Narumi : On cherchait un nom français parce qu'aucun de nous n'est français mais ça fait longtemps qu'on vit à Paris, c'est ici qu'on travaille donc on voulait quelque chose de lié à la France et on a trouvé ce nom. On a tous commencé à lire le bouquin. J'ai pas pu terminer. Tu l'as terminé, Leo?

Leo : Non je ne l'ai pas terminé.

Narumi : Tout le monde a commencé à la lire. C'est assez intéressant...

Leo : Oui, c'est marrant.

... Ça traite des courants moraux et intellectuels du 19ème siècle, c'est ça ?

Leo : Oui, voilà. C'est un peu second degré... et un peu troisième aussi... et premier. Ça parle des gens des villes qui ne vont plus à l'église le dimanche et qui par conséquent perdent les valeurs fortes de la religion. Les gens se concentrent davantage sur des trucs très court terme et assez superficiels. Il parle beaucoup de ces choses-là et j'ai trouvé que même maintenant, 100 ans après...

... C'est encore d'actualité...

Leo : Oui, même encore plus. Toutes les questions actuelles sont basées sur ça, même plus maintenant...

... C'était visionnaire...

Leo : Bon, après je pense pas que ce soit un grand...

Narumi : ...écrivain

Leo : Lui est conservateur. J'ai eu l'impression qu'il voulait dire que si les gens allaient plus à l'église, on aurait moins de problèmes.

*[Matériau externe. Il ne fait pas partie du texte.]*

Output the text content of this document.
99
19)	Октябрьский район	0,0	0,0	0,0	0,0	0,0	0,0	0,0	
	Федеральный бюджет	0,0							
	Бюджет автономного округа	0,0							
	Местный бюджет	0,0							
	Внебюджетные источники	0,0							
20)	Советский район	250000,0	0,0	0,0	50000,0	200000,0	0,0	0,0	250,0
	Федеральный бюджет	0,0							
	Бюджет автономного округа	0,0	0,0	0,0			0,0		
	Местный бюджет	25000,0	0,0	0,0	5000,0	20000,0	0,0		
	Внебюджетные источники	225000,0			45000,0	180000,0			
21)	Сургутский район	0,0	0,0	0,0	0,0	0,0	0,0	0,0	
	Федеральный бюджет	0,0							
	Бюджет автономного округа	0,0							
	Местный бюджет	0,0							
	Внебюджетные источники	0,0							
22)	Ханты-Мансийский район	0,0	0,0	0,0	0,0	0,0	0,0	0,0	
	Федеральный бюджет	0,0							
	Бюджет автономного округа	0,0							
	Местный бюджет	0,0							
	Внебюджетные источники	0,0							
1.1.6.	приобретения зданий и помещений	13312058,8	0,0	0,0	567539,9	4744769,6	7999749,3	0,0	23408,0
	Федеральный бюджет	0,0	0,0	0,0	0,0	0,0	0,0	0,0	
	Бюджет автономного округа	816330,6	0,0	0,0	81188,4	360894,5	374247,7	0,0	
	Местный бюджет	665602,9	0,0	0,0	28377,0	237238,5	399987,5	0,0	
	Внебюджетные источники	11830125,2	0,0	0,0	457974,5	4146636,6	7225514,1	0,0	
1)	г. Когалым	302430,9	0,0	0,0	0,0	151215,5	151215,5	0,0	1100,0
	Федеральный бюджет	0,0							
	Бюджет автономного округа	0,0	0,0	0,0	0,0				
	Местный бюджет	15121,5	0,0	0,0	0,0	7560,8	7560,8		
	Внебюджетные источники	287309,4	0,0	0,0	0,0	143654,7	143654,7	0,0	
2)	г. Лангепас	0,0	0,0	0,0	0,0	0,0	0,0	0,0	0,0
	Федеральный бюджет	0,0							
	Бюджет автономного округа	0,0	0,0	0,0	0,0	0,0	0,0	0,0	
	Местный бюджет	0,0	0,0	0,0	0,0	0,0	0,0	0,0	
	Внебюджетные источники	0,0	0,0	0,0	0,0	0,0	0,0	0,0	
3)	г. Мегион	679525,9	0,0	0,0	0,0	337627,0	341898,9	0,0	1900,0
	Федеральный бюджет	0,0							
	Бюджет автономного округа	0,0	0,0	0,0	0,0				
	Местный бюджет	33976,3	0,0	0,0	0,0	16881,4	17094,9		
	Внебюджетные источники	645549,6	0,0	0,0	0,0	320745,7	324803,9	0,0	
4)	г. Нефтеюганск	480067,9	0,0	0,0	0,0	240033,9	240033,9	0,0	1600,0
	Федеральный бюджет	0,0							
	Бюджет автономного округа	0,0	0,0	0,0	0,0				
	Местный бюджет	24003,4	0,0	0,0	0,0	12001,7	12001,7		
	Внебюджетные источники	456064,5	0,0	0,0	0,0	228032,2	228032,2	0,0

Narumi : A partir du moment où les gens ont arrété d'aller à l'église, il y a eu des problèmes...

Leo : ... si les gens reviennent vers l'église, tout ira mieux. Moi j'ai capté ça. Après, je ne lis pas très bien le français.

(S'ensuit une digression sur le fait que le bouquin  est reconnu en Belgique et peu en France et sur l'hypothese qu'il s'agirait d'une vision belge du monde...)

Leo : Finalement, ça collait avec ce qu'on voulait. On a hésité. Les gens disent : « Vous êtes pas français », mais ça fait très longtemps qu'on est sur Paris. On est peut être pas français mais au moins parisiens.

Narumi : Au début il y a beaucoup d'amis français qui étaient contre ce nom de groupe.

Vous aviez pensé à  quoi comme autre nom de groupe à l'époque ?

Leo : Il vaut mieux pas le dire (rires). On a cherché. Au moment où on a fini le premier titre, on s'est dit : « Si on fait écouter le morceau à quelqu'un, il nous faut un nom de groupe ». On a cherché pendant 2 ou 3 semaines.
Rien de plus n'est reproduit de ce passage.